Other days, I do sleep alot (and managed to lose 2 pounds?? - odd) - came right back though)
Nardil causes
- fatigue,
- insomnia (need 2-3 meds to sleep at night),
- constant overheating/sweating/uncontrollable body temp (too high/can't cool down - drinking coffee makes me sweat!), unbearable in humidity (I could ALWAYS tolerate it before Nardil),
- now crying spells (new, never had them until 1 year ago or 6 months ago - some severe crying spells - suicidal - uncontrollable crying - loud, severe. (not a side effect, I think it's pooping out.

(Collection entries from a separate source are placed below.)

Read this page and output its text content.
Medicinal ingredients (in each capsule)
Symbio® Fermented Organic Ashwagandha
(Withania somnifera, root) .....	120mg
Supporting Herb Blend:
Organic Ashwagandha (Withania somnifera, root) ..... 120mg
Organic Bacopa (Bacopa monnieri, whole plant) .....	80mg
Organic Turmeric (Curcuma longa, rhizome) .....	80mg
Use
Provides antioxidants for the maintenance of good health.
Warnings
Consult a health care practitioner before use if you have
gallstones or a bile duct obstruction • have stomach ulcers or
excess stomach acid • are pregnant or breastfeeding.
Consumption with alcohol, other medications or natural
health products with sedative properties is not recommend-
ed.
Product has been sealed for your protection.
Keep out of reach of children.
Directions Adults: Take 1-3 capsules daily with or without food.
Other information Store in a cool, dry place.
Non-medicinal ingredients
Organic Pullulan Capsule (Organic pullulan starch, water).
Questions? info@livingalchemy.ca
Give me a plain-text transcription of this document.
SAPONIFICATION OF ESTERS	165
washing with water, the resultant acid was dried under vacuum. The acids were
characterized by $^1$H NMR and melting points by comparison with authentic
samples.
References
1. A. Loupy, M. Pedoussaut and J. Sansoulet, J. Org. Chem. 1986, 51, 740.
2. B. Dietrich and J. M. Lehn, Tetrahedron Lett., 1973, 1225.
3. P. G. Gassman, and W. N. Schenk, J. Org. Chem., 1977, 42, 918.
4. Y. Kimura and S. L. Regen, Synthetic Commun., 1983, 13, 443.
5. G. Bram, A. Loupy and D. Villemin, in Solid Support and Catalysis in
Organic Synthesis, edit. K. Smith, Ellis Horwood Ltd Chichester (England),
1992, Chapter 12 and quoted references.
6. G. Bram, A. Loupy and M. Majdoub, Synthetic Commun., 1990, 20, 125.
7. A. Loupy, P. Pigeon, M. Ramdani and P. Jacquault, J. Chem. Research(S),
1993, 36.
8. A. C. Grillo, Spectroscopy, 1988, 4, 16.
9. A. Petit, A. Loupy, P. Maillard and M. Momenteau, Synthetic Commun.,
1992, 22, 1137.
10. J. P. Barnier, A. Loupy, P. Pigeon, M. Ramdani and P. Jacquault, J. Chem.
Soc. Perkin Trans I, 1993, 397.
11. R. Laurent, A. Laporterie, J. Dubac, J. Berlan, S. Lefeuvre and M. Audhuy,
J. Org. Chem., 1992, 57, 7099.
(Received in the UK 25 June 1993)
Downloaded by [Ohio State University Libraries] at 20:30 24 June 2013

Nardil never caused this before - been on nardil for 2-3 years) - 75 mg.
- Max dose causes (blood pressure problems, dizzy spells when bending over, raising head back up, fairly bad. Hyptotension? I forget the term.
- Anorgasmia
- Inability to regulate body temperature/overheating
- Severe fatigue
- Unable to lose weight, weight gain from eating little to no calories - very low carb dietSORRY this was so long, wanted to provide lots of info.
If anyone knows of anything that will help, please toss on your comments. Just looking in the mirror after a shower causes depression. Now I wear a beach/surfer shirt to hide my body at the pool/beach. :(
39 years of being pround of my body (using to lift weights a lot), not age 40-41, I hide my body and an embarrassed and I look like I eat at mcdonald's every day.
Help me!!
Oh yeah. My NH Doctor is "done" with me. He does not know what else to try. I have now trying to seek treatment at Mass General in Boston. I hope I can get an appointment without waiting several months. :( I still haven't been able to reach a human being on the phone yet.
I can't keep my head up, so what else is new, so It's nap time. Forgot to mention I nap 1-2 times almost every day. Disabled, and cannot work. I WISH I could get my life back and my career. I'm a useless lump of FAT now. At least I'm there for my kids when I'm feeling "ok".